Pourquoi ne pas avoir mis en lumière les événements marquants de certains spectacles, comme celui de Yann Tiersen dont les gradins avaient été réservés entièrement à des personnes invitées, reléguant le vrai public qui payant, dans la fosse, suscitant une importante vague de mécontentement qui a été passé sous silence par la presse locale ?
Pourquoi ne pas avoir ouvert le débat des « vraies-fausses découvertes du Printemps de Bourges » où les jeux sont faits d’avance. Allez dire à Mister K de Jack the Ripper est une découverte du Printemps de Bourges : il vous rigolera au nez, tout comme la plupart des critiques rock du pays pour qui la formation parisienne bénéficie depuis plusieurs mois déjà d’une très grosse cote.
Pourquoi ne pas avoir abordé quelques sujets qui fâchent, comme le nombre effarant de personnes accréditées sur le festival, les milliers d’invités et de passe-droit ? En dehors du maire et du maire adjoint à la culture, en quoi les passe-droit pour les autres représentants de la municipalité de Bourges se justifient-ils ? Et après, certains s’étonnent des difficultés financières du festival et des subventions à rallonge de la municipalité. Le citoyen berruyer paye deux fois : en tant que contribuable et en tant que festivalier. Et il se retrouve debout, lors des spectacles, dans la fosse, comme un chien, pendant que d’autres qui ne connaissent pas grand choses sur les musiques actuelles se promènent de salles en salles impunément avec leur carte VIP. Il faut dire que la presse a également ses entrées dans la mesure où elle ne se montre pas trop critique avec le festival. Nous en savons quelque chose !
Au lieu de cela, la couverture médiatique du Printemps de Bourges a été un assemblage de compte rendus élogieux des spectacles proposés, rédigés avec une grande légèreté de ton, masquant parfois difficilement une méconnaissance de la musique des artistes programmés. Tout juste certains rédacteurs se sont-ils permis avec une prudence excessive de mentionner les conditions d’écoute « parfois limites » des spectacles se déroulant sous le chapiteau alors qu’elles étaient la plupart du temps exécrables. La Nouvelle République s’est bien essayée à un gentillet billet d’humeur quotidien, mais il s’agissait plutôt d’un « billet d’humour », sans grande profondeur ni intérêt.

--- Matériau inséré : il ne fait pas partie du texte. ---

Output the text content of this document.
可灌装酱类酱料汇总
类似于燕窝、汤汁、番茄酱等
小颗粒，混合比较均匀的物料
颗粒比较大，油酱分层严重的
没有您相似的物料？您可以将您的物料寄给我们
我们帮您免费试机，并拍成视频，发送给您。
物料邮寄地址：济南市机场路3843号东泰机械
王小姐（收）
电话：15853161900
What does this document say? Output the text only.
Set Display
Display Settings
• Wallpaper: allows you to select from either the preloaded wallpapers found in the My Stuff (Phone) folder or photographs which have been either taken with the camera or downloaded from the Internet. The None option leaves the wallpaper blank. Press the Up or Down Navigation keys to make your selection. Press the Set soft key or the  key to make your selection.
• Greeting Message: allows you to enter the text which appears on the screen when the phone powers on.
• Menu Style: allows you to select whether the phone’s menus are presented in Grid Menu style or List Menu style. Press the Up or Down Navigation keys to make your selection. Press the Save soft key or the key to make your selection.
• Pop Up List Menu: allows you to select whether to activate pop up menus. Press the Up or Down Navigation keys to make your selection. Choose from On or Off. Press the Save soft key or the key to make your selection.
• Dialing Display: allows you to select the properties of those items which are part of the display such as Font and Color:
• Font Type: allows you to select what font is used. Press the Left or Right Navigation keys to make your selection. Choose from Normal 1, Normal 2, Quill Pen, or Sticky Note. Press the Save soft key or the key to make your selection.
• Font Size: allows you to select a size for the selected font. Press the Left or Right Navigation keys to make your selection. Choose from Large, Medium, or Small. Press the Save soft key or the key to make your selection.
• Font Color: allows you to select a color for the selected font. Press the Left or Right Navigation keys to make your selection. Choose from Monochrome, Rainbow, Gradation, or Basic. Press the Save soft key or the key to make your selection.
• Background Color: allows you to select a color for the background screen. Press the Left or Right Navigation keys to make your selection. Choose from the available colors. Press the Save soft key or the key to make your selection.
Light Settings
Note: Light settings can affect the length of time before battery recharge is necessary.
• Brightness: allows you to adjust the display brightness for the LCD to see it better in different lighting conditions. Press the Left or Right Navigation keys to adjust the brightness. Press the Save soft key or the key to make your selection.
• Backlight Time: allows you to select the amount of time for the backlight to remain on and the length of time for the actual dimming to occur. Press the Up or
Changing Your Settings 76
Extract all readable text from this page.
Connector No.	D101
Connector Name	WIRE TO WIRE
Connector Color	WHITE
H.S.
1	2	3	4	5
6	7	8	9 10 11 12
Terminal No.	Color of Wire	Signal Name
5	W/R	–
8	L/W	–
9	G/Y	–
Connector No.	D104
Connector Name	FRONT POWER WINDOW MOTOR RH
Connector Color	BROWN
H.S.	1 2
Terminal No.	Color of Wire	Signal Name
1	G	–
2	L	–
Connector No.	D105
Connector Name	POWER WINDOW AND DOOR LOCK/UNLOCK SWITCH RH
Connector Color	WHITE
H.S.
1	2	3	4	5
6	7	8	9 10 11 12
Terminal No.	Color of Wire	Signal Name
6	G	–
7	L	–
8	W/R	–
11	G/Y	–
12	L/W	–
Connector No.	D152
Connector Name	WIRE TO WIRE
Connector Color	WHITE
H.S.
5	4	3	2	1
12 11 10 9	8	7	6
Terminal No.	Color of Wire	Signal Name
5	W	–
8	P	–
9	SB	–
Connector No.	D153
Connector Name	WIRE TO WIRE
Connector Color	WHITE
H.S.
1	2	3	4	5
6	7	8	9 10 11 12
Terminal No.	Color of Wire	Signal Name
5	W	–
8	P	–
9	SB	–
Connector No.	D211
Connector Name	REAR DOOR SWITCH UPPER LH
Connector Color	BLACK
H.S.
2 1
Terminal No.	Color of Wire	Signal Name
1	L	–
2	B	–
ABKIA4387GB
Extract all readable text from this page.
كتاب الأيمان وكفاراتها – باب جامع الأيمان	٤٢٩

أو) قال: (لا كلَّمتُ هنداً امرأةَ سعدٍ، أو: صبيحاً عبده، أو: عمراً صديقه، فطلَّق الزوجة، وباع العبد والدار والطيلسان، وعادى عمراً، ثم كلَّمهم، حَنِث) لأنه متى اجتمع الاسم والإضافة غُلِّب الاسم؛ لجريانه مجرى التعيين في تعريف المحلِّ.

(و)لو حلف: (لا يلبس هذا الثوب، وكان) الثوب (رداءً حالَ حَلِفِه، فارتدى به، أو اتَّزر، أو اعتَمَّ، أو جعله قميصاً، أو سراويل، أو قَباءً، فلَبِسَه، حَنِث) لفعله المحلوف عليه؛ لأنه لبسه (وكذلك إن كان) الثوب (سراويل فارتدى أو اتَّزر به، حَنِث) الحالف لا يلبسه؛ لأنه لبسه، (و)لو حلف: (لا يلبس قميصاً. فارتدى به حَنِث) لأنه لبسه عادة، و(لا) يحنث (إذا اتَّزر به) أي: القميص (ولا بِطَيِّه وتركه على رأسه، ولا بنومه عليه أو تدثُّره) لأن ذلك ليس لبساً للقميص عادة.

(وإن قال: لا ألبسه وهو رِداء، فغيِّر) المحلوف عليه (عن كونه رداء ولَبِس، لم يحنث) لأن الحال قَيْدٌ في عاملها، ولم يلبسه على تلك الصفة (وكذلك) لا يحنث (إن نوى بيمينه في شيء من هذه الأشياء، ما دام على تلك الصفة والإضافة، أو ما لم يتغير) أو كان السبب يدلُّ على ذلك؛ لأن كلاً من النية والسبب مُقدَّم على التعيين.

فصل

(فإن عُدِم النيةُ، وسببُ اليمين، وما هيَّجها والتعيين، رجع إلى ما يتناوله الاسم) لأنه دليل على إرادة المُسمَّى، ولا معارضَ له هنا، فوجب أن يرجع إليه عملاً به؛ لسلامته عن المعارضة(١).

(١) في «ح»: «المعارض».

Si bien qu’aujourd’hui, Le Berry Républicain et La Nouvelle République ressemblent davantage à des fanzines fortunés à grand tirage qu’à de vrais journaux professionnels. La PQR n’est pas plus mauvaise à Bourges qu’ailleurs. C’est ce qui est finalement le plus inquiétant. La France, ce modèle de démocratie, de liberté de la presse et de la liberté d’expression génère des journaux de proximité distrayant mais d’une indigence assez rare dans le contenu et dans le traitement de l’information. La presse berruyère saura-t-elle montrer le bon exemple ?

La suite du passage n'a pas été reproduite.